Senior Research Nurse Deborah Hall started her nurse training in 1979 at North Manchester General Hospital School of Nursing, back in the days when Oldham, Bury and Rochdale hospitals all had their own individual nursing schools.
Alongside the technical knowledge she needed to do her job, she also absorbed some very strict rules about bed making – not just hospital corners on the sheets, but also making sure the open part of the pillow cases all face the door, the wheels on the bed all faced the same way and the double diamond pattern on the counterpane showing – heaven forfend that it should be the single diamond pattern!
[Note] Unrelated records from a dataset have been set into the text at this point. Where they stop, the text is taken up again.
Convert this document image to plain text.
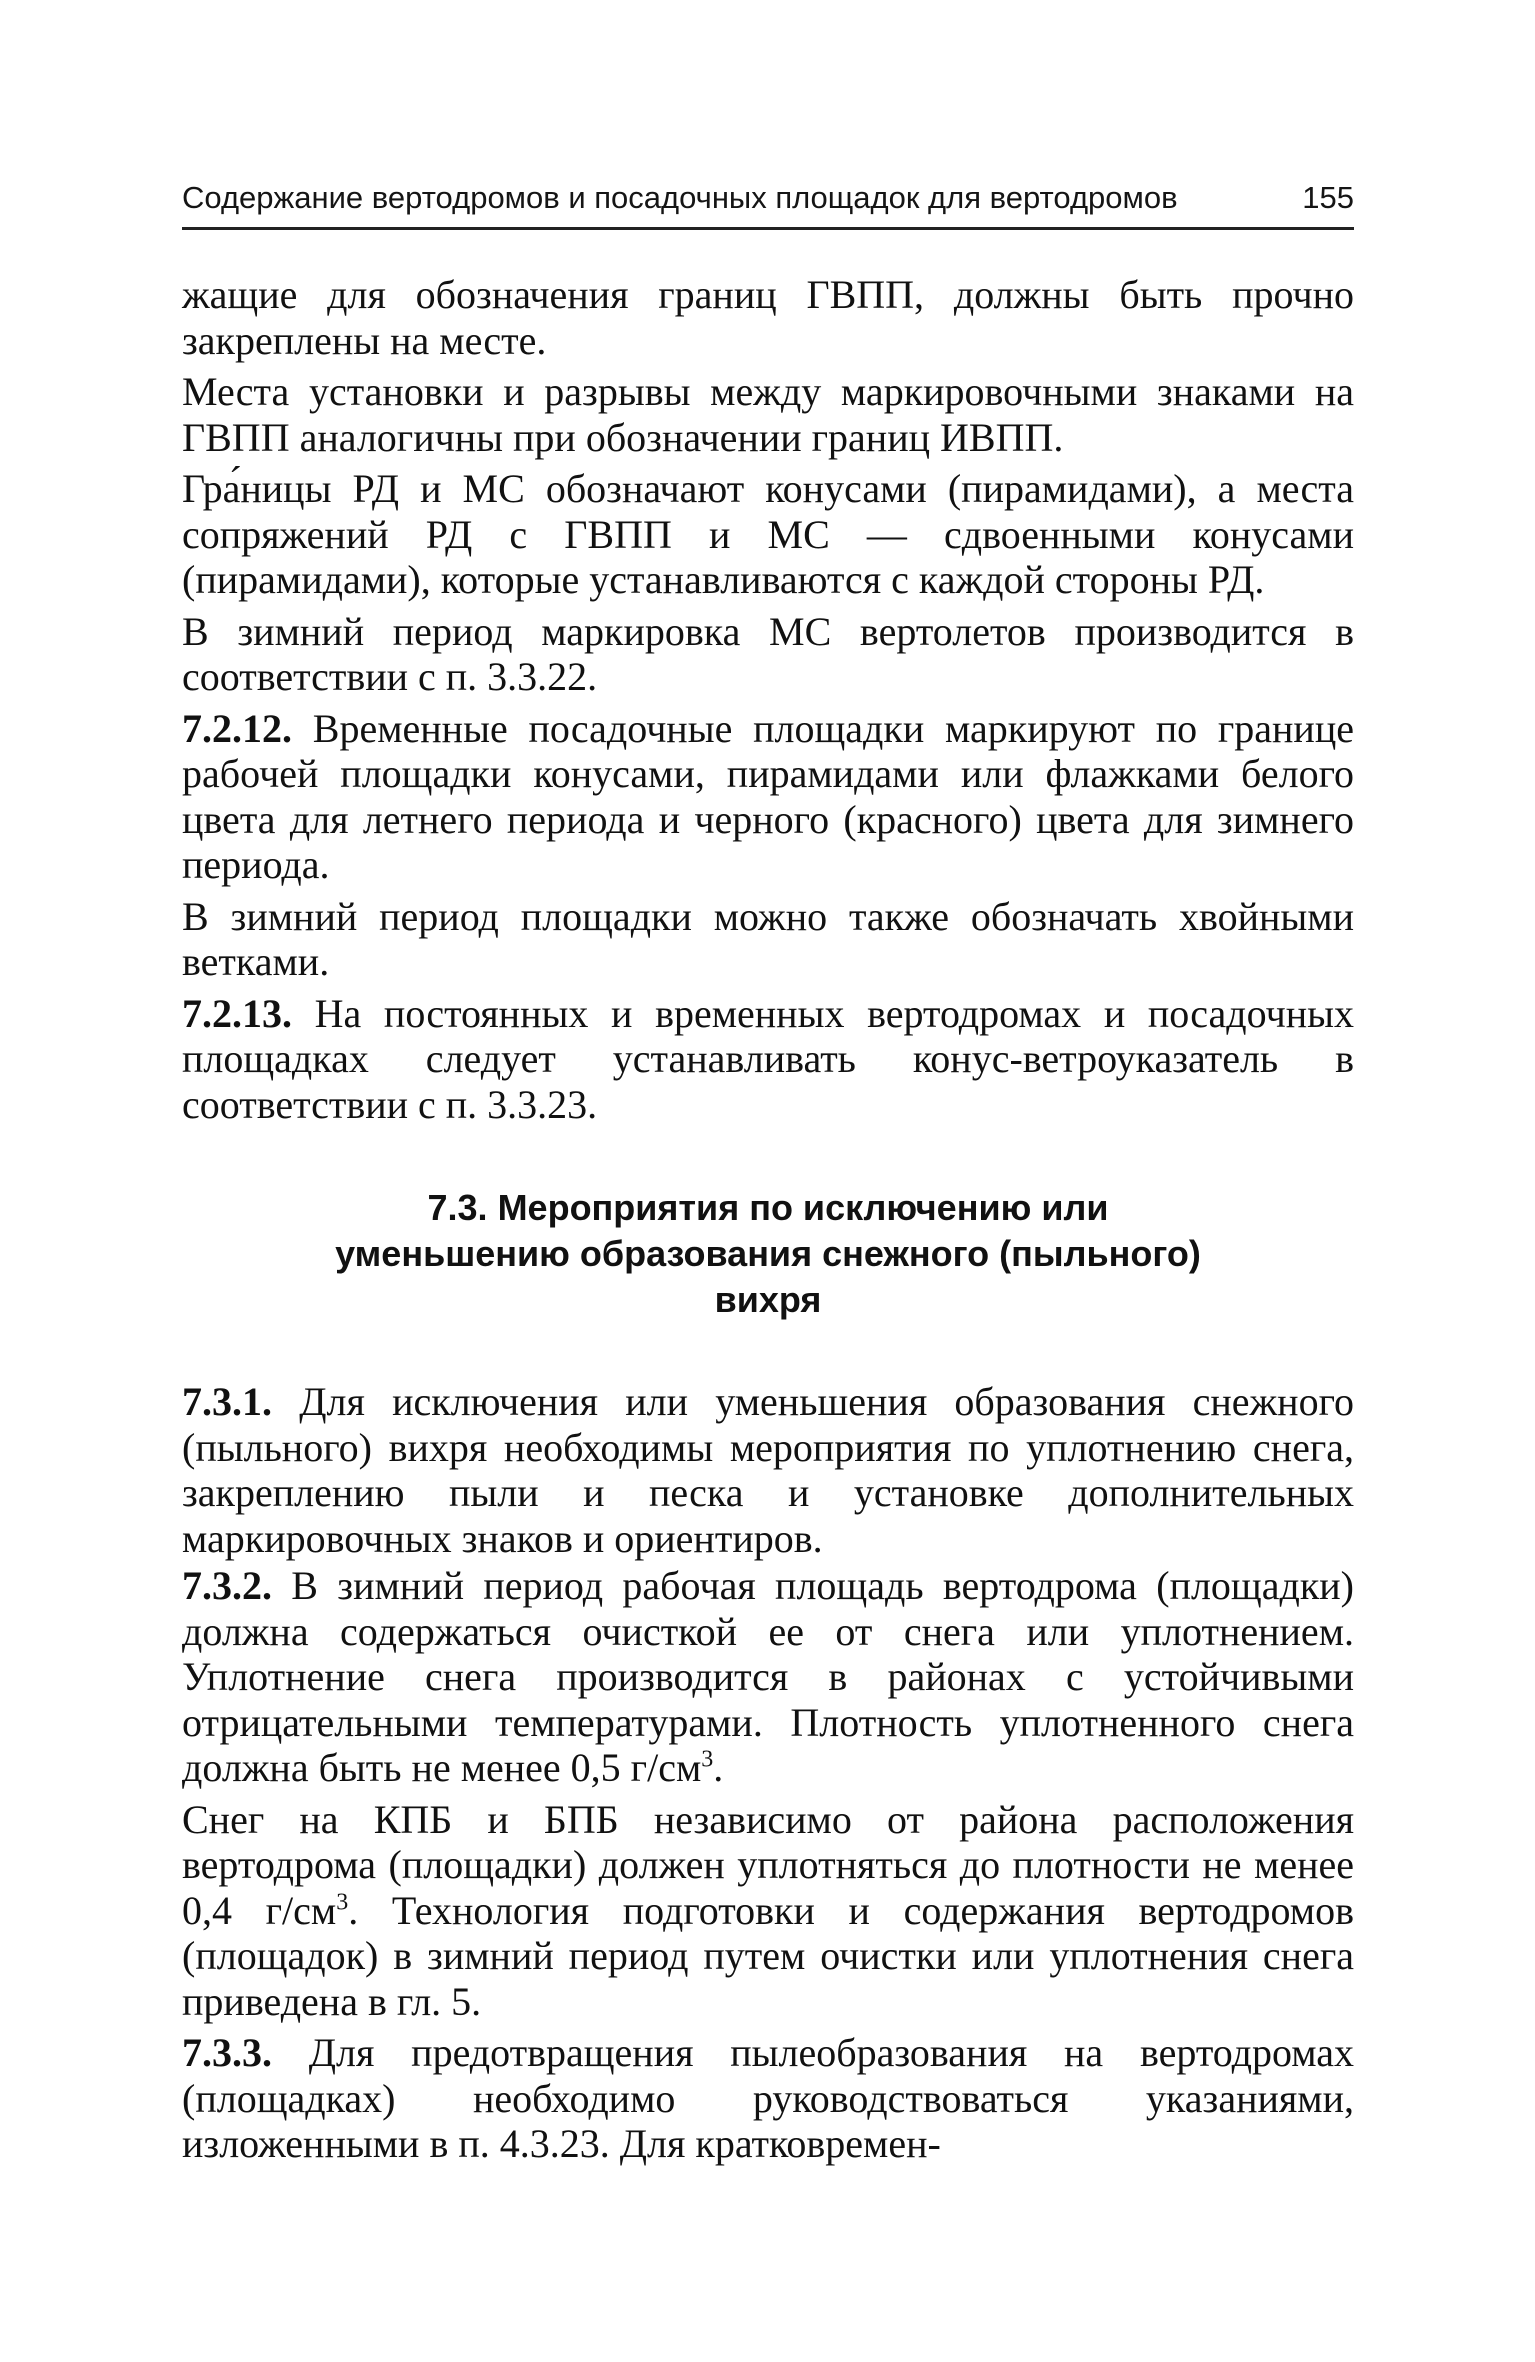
Содержание вертодромов и посадочных площадок для вертодромов	155

жащие для обозначения границ ГВПП, должны быть прочно закреплены на месте.

Места установки и разрывы между маркировочными знаками на ГВПП аналогичны при обозначении границ ИВПП.

Гра́ницы РД и МС обозначают конусами (пирамидами), а места сопряжений РД с ГВПП и МС — сдвоенными конусами (пирамидами), которые устанавливаются с каждой стороны РД.

В зимний период маркировка МС вертолетов производится в соответствии с п. 3.3.22.

7.2.12. Временные посадочные площадки маркируют по границе рабочей площадки конусами, пирамидами или флажками белого цвета для летнего периода и черного (красного) цвета для зимнего периода.

В зимний период площадки можно также обозначать хвойными ветками.

7.2.13. На постоянных и временных вертодромах и посадочных площадках следует устанавливать конус-ветроуказатель в соответствии с п. 3.3.23.

7.3. Мероприятия по исключению или
уменьшению образования снежного (пыльного)
вихря

7.3.1. Для исключения или уменьшения образования снежного (пыльного) вихря необходимы мероприятия по уплотнению снега, закреплению пыли и песка и установке дополнительных маркировочных знаков и ориентиров.

7.3.2. В зимний период рабочая площадь вертодрома (площадки) должна содержаться очисткой ее от снега или уплотнением. Уплотнение снега производится в районах с устойчивыми отрицательными температурами. Плотность уплотненного снега должна быть не менее 0,5 $г/см^3$.

Снег на КПБ и БПБ независимо от района расположения вертодрома (площадки) должен уплотняться до плотности не менее 0,4 $г/см^3$. Технология подготовки и содержания вертодромов (площадок) в зимний период путем очистки или уплотнения снега приведена в гл. 5.

7.3.3. Для предотвращения пылеобразования на вертодромах (площадках) необходимо руководствоваться указаниями, изложенными в п. 4.3.23. Для кратковремен-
After qualifying, one of Deborah’s first posts was on a female medical ward specialising in diabetes and neurology and this was the start of her particular interest in diabetes.
She remembers how in the early days patients were taught how to mix long acting and short acting insulins together in a syringe – today patients have individual insulin pens with insulin mixtures already in them. Patients also used to have to buy their insulin pen needles as they were not on prescription. Research evidence was noticeable on the wards even back then, with needle lengths changing from the 12.7mm needle common in the 1980s to the 6mm needles in use today.
Deborah began her research nursing career in 1994 at the Diabetes Centre at North Manchester General Hospital and to date has worked on at least 60 research projects at the centre. She said: “The research we have been involved in has seen new treatments and devices come to market and change how we deliver care to our patients. This can only continue and surely benefit ourselves and future generations.”